В Эрмитажном театре открылся компактный фестиваль Бенджамина Бриттена, ставший первым российским событием, посвященным столетнему юбилею композитора. Английская труппа Mahagony Opera и камерный оркестр Aurora Orchestra привезли в Петербург "Притчи для исполнения в церкви" — цикл из трех камерных опер. Удовольствием от посещения первого вечера цикла делится ВЛАДИМИР РАННЕВ.

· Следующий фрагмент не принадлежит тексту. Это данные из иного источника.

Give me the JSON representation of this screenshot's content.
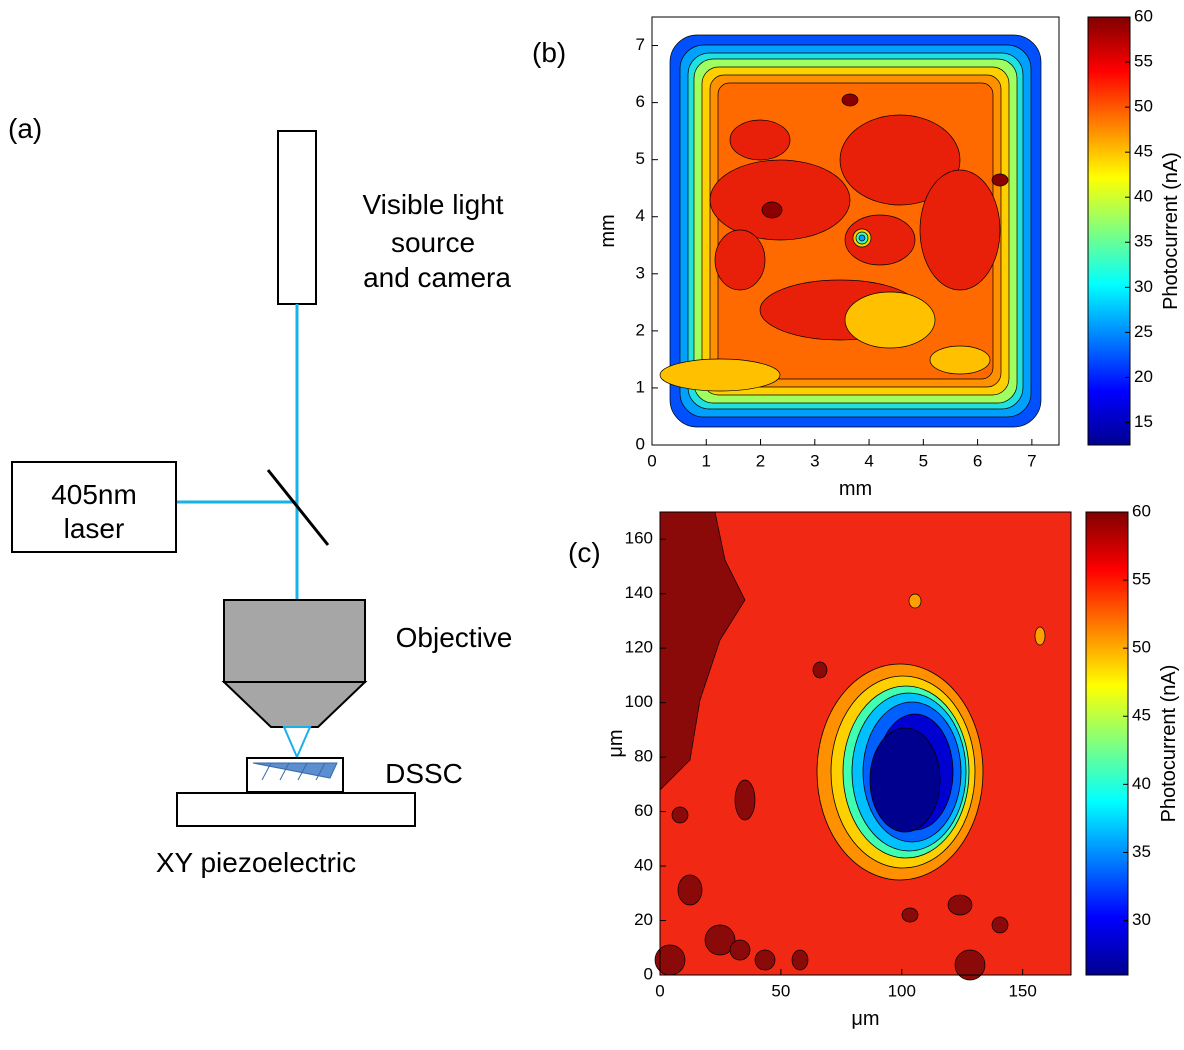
{
  "diagram": {
    "panel_label": "(a)",
    "camera_label": [
      "Visible light",
      "source",
      "and camera"
    ],
    "laser_label": [
      "405nm",
      "laser"
    ],
    "objective_label": "Objective",
    "sample_label": "DSSC",
    "stage_label": "XY piezoelectric"
  },
  "chart_data": [
    {
      "type": "contour",
      "panel_label": "(b)",
      "xlabel": "mm",
      "ylabel": "mm",
      "xlim": [
        0,
        7.5
      ],
      "ylim": [
        0,
        7.5
      ],
      "xticks": [
        0,
        1,
        2,
        3,
        4,
        5,
        6,
        7
      ],
      "yticks": [
        0,
        1,
        2,
        3,
        4,
        5,
        6,
        7
      ],
      "colormap": "jet",
      "colorbar": {
        "label": "Photocurrent (nA)",
        "lim": [
          12.5,
          60
        ],
        "ticks": [
          15,
          20,
          25,
          30,
          35,
          40,
          45,
          50,
          55,
          60
        ]
      }
    },
    {
      "type": "contour",
      "panel_label": "(c)",
      "xlabel": "μm",
      "ylabel": "μm",
      "xlim": [
        0,
        170
      ],
      "ylim": [
        0,
        170
      ],
      "xticks": [
        0,
        50,
        100,
        150
      ],
      "yticks": [
        0,
        20,
        40,
        60,
        80,
        100,
        120,
        140,
        160
      ],
      "colormap": "jet",
      "colorbar": {
        "label": "Photocurrent (nA)",
        "lim": [
          26,
          60
        ],
        "ticks": [
          30,
          35,
          40,
          45,
          50,
          55,
          60
        ]
      }
    }
  ]
}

Это событие придумала музыковед Людмила Ковнацкая — самый авторитетный российский специалист по Бриттену, которой хватает энергии и на научную, и на кураторскую работу. Она умеет не только генерировать идеи, но и убеждать культурные институции в необходимости их воплощения. В данном случае — фонд ПРО АРТЕ, Британский совет, Государственный Эрмитаж. В последнем цикл и открылся оперой "Блудный сын", что не случайно. В 1967 году Бриттен побывал в Ленинграде, где встречался со своим другом Дмитрием Шостаковичем (ему и посвящена опера) и среди прочего посетил Эрмитаж. Наибольшее впечатление на него произвел "Блудный сын" Рембрандта, и вскоре композитор взялся за одноименную оперу, завершив ею трехчастный цикл притч: "Река Керлью" (1964), "Пещное действо" (1966), "Блудный сын" (1968). Логично поэтому, что перед российской премьерой оперы ее организаторы провели для публики экскурсию к картине, как бы повторяя путь Бриттена от зрительного впечатления к музыкальному.
Английская Mahagony Opera специализируется на стилизации театральной эстетики разных эпох и культур, делая это исторически точно, но без догматизма реконструкторов прошлого. Их интересует, как архаичная эстетика уживается с современным музыкальным языком и кругом современных проблем. Прибавление смысла у них происходит именно благодаря столкновению одного с другим. Постановка "Блудного сына" — показательный пример в этом ряду.
Евангельская притча рассказана ими, с одной стороны, скупой, но действенной пластикой брехтовского театра, лишенного показной театральной аффектации, с другой — в манере площадных театров, где все как бы нанизано на живую нитку и нарочито дистанцировано от тщательно отшлифованных театральных "продакшнз". Солисты, хор и камерный ансамбль инструменталистов появляются во францисканских робах, давая понять, что всю эту историю мы услышим из уст монахов. В дальнейшем одеяния, сумрачная сценическая обстановка со сконцентрированными световыми пятнами — а в нужный момент и позы актеров — рифмуются с рембрандтовским прочтением евангельского сюжета, подчеркивая преемственность в его трактовке. И эта трактовка — сосредоточенность на "тихих чувствах", требующих большого внутреннего мужества, — у Mahagony Opera очень современна. Притча оказывается частной, житейской историей, где линия искушения — лишь механика сюжета, а смысл — в реакции на человеческую слабость и способность людей быть близкими не только в значении этого слова как кровного родства.
Внутреннее напряжение действия достигается соединением пластического языка театра, напитанного знаками ритуальной архаики, и композиторской техники Бриттена, в которой даже экскурсы в средневековую григорианику не оставляют сомнений, что это мог написать только человек ХХ века. В результате получился завораживающий и очень оригинальный спектакль. И хорошо сделанный музыкально, притом что здесь не было, да и не должно было быть ярких вокальных работ. Чувство стиля и меры здесь куда важнее голосовых данных отдельных исполнителей. И такое отношение к делу говорит об их трактовке притчи в неменьшей степени, чем все детали ее музыкальной и сценической интерпретации.